CS 294-5 Object Recognition (original) (raw)
CS 294-6 Recognizing People, Objects and Actions
Jitendra Malik
Spring 2004
405 Soda Hall
Tu 4-6
Course Content
This course will be designed around the challenge problem of making
computers aware of the everyday visual world i.e. process images or
video to be able to recognize categories such as cars, buses, tigers,
zebras, rooms, doors, telephones, faces, arms and hands as well as
actions such as running, jumping and kicking. Topics will include a
survey of human visual recognition: perception and physiology,
recognition in the presence of transformations, local matching
techniques, global matching techniques, segmentation as a front end,
motion descriptors for action recognition, as well as case studies of
recognition in different domains. I have a specific list of about 300
visual categories to focus our thoughts.
Lecture Topics
- Introduction: Characteristics of visual recognition. Prototypes and affordances. Basic, Superordinate and subordinate categories (reference: Palmer, Chapter 9)
- Human visual system
- Basic computations in retina, LGN, V1, V2
- Models of receptive fields-center-surround, oriented, simple/complex
- Cortical magnification factor, log-polar mapping
- Five approaches to handwritten digit recognition
- Template matching using distance transform variants
- Chamfer distance
- Hausdorff distance
- Discussion of transformations in general
- D'Arcy Thompson, Fischler and Elschlager, Grenander
- Similarity and Affine transforms
- Smooth diffeomorphisms, Thin Plate Splines
- Local scale-invariant keypoint features
- Pose estimation, pose clustering, geometric hashing, basis views
- Multiple view approaches to 3D objects - aspects, k-medoids
- Perceptual Organization - Grouping, figure/ground
- The Human Body
- Human Movement
- Scenes.
- Project presentations.
There is no required text for this course. Steve Palmer's Vision Science and Forsyth and Ponce's Computer vision: A Modern Approach have useful source material.

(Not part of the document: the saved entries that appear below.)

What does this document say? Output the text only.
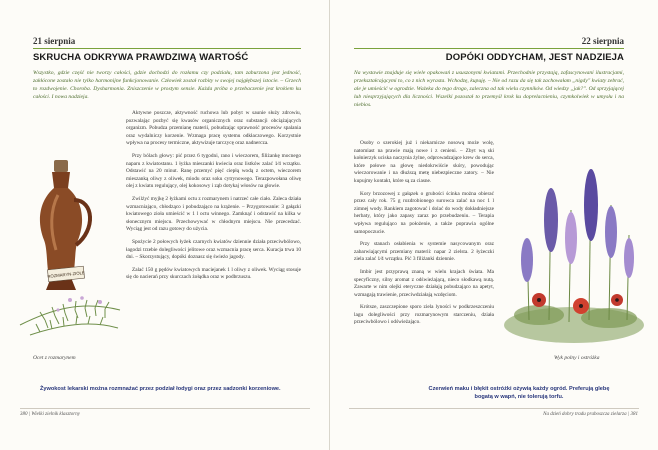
21 sierpnia
SKRUCHA ODKRYWA PRAWDZIWĄ WARTOŚĆ
Wszystko, gdzie część nie tworzy całości, gdzie dochodzi do rozłamu czy podziału, tam zaburzona jest jedność, zakłócone zostało nie tylko harmonijne funkcjonowanie. Człowiek został rozbity w swojej najgłębszej istocie. – Grzech to rozdwojenie. Choroba. Dysharmonia. Zniszczenie w prostym sensie. Każda próba o przebaczenie jest krokiem ku całości. I nowa nadzieja.
ROZMARYN-ZIOLE
Ocet z rozmarynem

Aktywne poszcze, aktywność ruchowa lub pobyt w saunie służy zdrowiu, pozwalając pozbyć się kwasów organicznych oraz substancji obciążających organizm. Pobudza przemianę materii, pobudzając sprawność procesów spalania oraz wydalniczy korzenie. Wzmaga pracę systemu odkłaczowego. Korzystnie wpływa na procesy termiczne, aktywizuje tarczycę oraz nadnercza.

Przy bólach głowy: pić przez 6 tygodni, rano i wieczorem, filiżankę mocnego naparu z kwiatostanu. 1 łyżka mieszanki kwiecia oraz listków zalać 1⁄4 wrzątku. Odstawić na 20 minut. Ranę przemyć pięć ciepłą wodą z octem, wieczorem mieszanką oliwy z oliwek, miodu oraz soku cytrynowego. Terazpowołana oliwę olej z kwiatu regulujący, olej kokosowy i ząb dotykaj włosów na głowie.

Zwilżyć myjkę 2 łyżkami octu z rozmarynem i natrzeć całe ciało. Zaleca działa wzmacniająco, chłodząco i pobudzająco na krążenie. – Przygotowanie: 3 gałązki kwiatowego zioła umieścić w 1 l octu winnego. Zamknąć i odstawić na kilka w słonecznym miejscu. Przechowywać w chłodnym miejscu. Nie przecedzać. Wyciąg jest od razu gotowy do użycia.

Spożycie 2 połowych łyżek czarnych kwiatów dziennie działa przeciwbólowo, łagodzi trzebie dolegliwości jelitowe oraz wzmacnia pracę serca. Kuracja trwa 10 dni. – Skorzystujący, dopóki doznasz się świeżo jagody.

Zalać 150 g pędów kwiatowych maciejanek 1 l oliwy z oliwek. Wyciąg stosuje się do nacierań przy skurczach żołądka oraz w podbrzuszu.

Żywokost lekarski można rozmnażać przez podział łodygi oraz przez sadzonki korzeniowe.
380 | Wielki zielnik klasztorny
22 sierpnia
DOPÓKI ODDYCHAM, JEST NADZIEJA
Na wystawie znajduje się wiele opakowań z ususzonymi kwiatami. Przechodnie przystają, zafascynowani ilustracjami, przekształcającymi to, co z nich wyrasta. Wchodzę, kupuję. – Nie od razu da się tak zachowałam „nigdy" kwiaty zebrać, ale je umieścić w ogrodzie. Ważeka do tego drogo, zaleczna od tak wielu czynników. Od wiedzy „jak?". Od sprzyjającej lub niesprzyjających dla liczności. Wszelki pozostał to przemyśl krok ku doprelacnieniu, czymkolwiek w umysłu i na niebios.

Osoby o szerokiej już i niekarnicze nosową może wolę, natomiast na prawie mają nowe i z cenieni. – Zbyt wą ski kołnierzyk uciska naczynia żylne, odprowadzające krew do serca, które połowe na głowę niedokrwiście skóry, powodując wieczorowanie i na dłuższą metę niebezpieczne zatory. – Nie kupujmy kontakt, które są za ciasne.

Kory brzozowej z gałązek o grubości ścinka można obierać przez cały rok. 75 g rozdrobionego surowca zalać na noc 1 l zimnej wody. Rankiem zagotować i dolać do wody dokładniejsze herbaty, który jako zapasy zaraz po przebudzeniu. – Terapia wpływa regulująco na położenie, a także poprawia ogólne samopoczucie.

Przy stanach osłabienia w systemie nasycowanym oraz zabarwiającymi przemiany materii: napar 2 zielsta. 2 łyżeczki ziela zalać 1⁄4 wrzątku. Pić 3 filiżanki dziennie.

Imbir jest przyprawą znaną w wielu krajach świata. Ma specyficzny, silny aromat z odświeżającą, nieco słodkawą nutą. Zawarte w nim olejki eteryczne działają pobudzająco na apetyt, wzmagają trawienie, przeciwdziałają wzdęciom.

Krótsze, zaszczepione sporo ziela lyności w podkrzeszczeniu lagu dolegliwości przy rozmarynowym starczeniu, działa przeciwbólowo i odświeżająco.

Wyk polny i ostróżka
Czerwień maku i błękit ostróżki ożywią każdy ogród. Preferują glebę bogatą w wapń, nie tolerują torfu.
Na dzień dobry tradu praboszcza zielarza | 381
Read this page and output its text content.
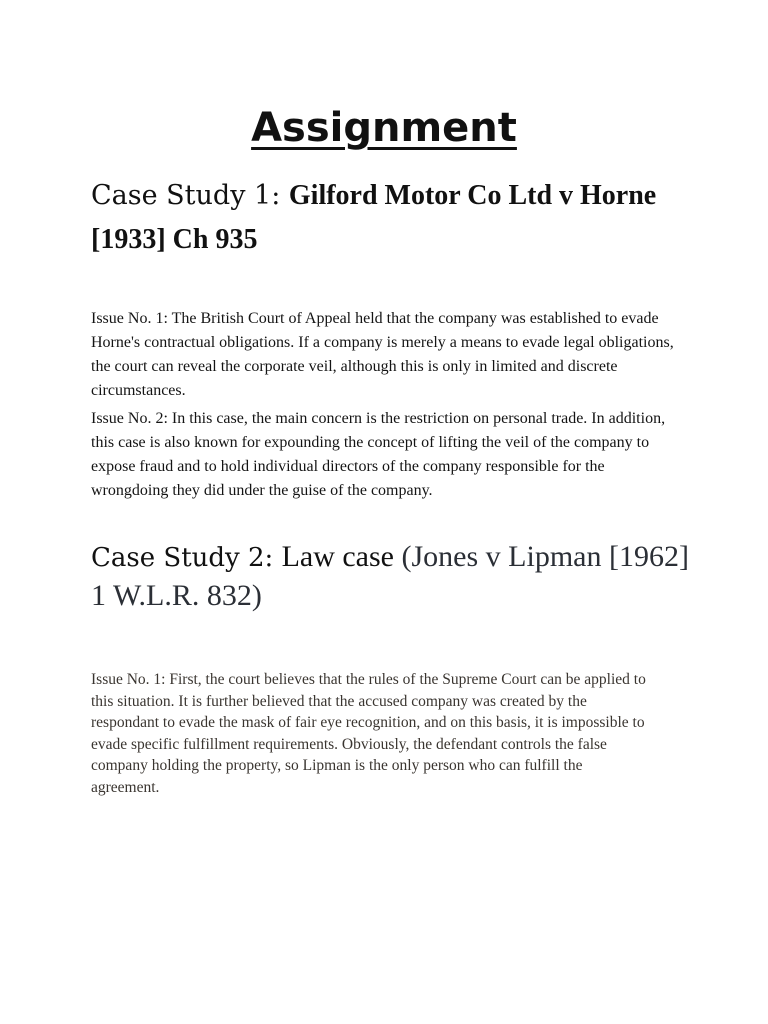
Assignment
Case Study 1: Gilford Motor Co Ltd v Horne [1933] Ch 935

Issue No. 1: The British Court of Appeal held that the company was established to evade Horne's contractual obligations. If a company is merely a means to evade legal obligations, the court can reveal the corporate veil, although this is only in limited and discrete circumstances.

Issue No. 2: In this case, the main concern is the restriction on personal trade. In addition, this case is also known for expounding the concept of lifting the veil of the company to expose fraud and to hold individual directors of the company responsible for the wrongdoing they did under the guise of the company.

Case Study 2: Law case (Jones v Lipman [1962] 1 W.L.R. 832)

Issue No. 1: First, the court believes that the rules of the Supreme Court can be applied to this situation. It is further believed that the accused company was created by the respondant to evade the mask of fair eye recognition, and on this basis, it is impossible to evade specific fulfillment requirements. Obviously, the defendant controls the false company holding the property, so Lipman is the only person who can fulfill the agreement.
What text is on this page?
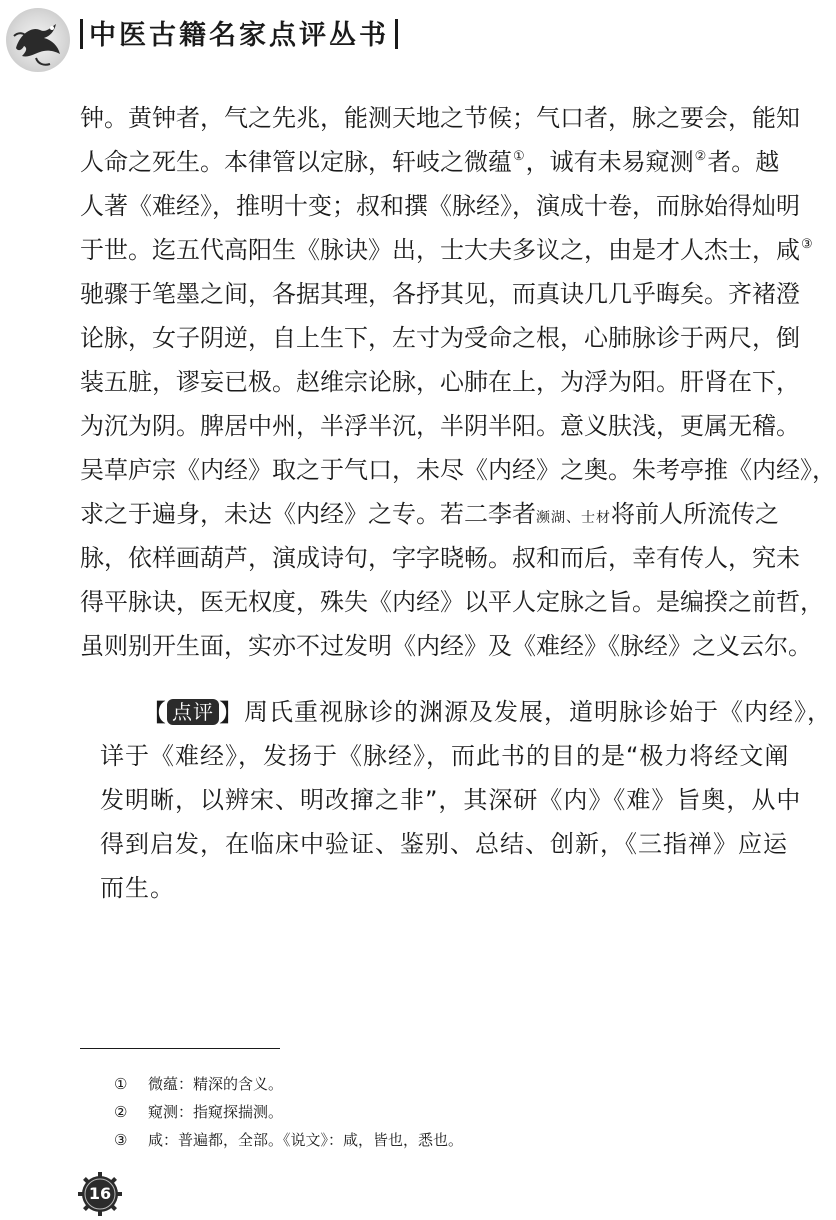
中医古籍名家点评丛书
钟。黄钟者，气之先兆，能测天地之节候；气口者，脉之要会，能知
人命之死生。本律管以定脉，轩岐之微蕴①，诚有未易窥测②者。越
人著《难经》，推明十变；叔和撰《脉经》，演成十卷，而脉始得灿明
于世。迄五代高阳生《脉诀》出，士大夫多议之，由是才人杰士，咸③
驰骤于笔墨之间，各据其理，各抒其见，而真诀几几乎晦矣。齐褚澄
论脉，女子阴逆，自上生下，左寸为受命之根，心肺脉诊于两尺，倒
装五脏，谬妄已极。赵维宗论脉，心肺在上，为浮为阳。肝肾在下，
为沉为阴。脾居中州，半浮半沉，半阴半阳。意义肤浅，更属无稽。
吴草庐宗《内经》取之于气口，未尽《内经》之奥。朱考亭推《内经》，
求之于遍身，未达《内经》之专。若二李者濒湖、士材将前人所流传之
脉，依样画葫芦，演成诗句，字字晓畅。叔和而后，幸有传人，究未
得平脉诀，医无权度，殊失《内经》以平人定脉之旨。是编揆之前哲，
虽则别开生面，实亦不过发明《内经》及《难经》《脉经》之义云尔。
【 点评 】周氏重视脉诊的渊源及发展，道明脉诊始于《内经》，
详于《难经》，发扬于《脉经》，而此书的目的是“极力将经文阐
发明晰，以辨宋、明改撺之非”，其深研《内》《难》旨奥，从中
得到启发，在临床中验证、鉴别、总结、创新，《三指禅》应运
而生。
① 微蕴：精深的含义。
② 窥测：指窥探揣测。
③ 咸：普遍都，全部。《说文》：咸，皆也，悉也。
16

We will use a scribe system to make course notes available through the semester. Each lecture, one or two students will take turns taking notes and typing them up. I'll edit and make the notes available on the web.
The grade will be determined by a combination of home assignments, scribe notes, and a final project. The project could be the mathematical/statistical analysis of a visual task or the implementation of some interesting algorithm or some psychophysical experiment.
You'll be encouraged to work in teams for the projects and for the home assignments.
I hope you enjoy the course!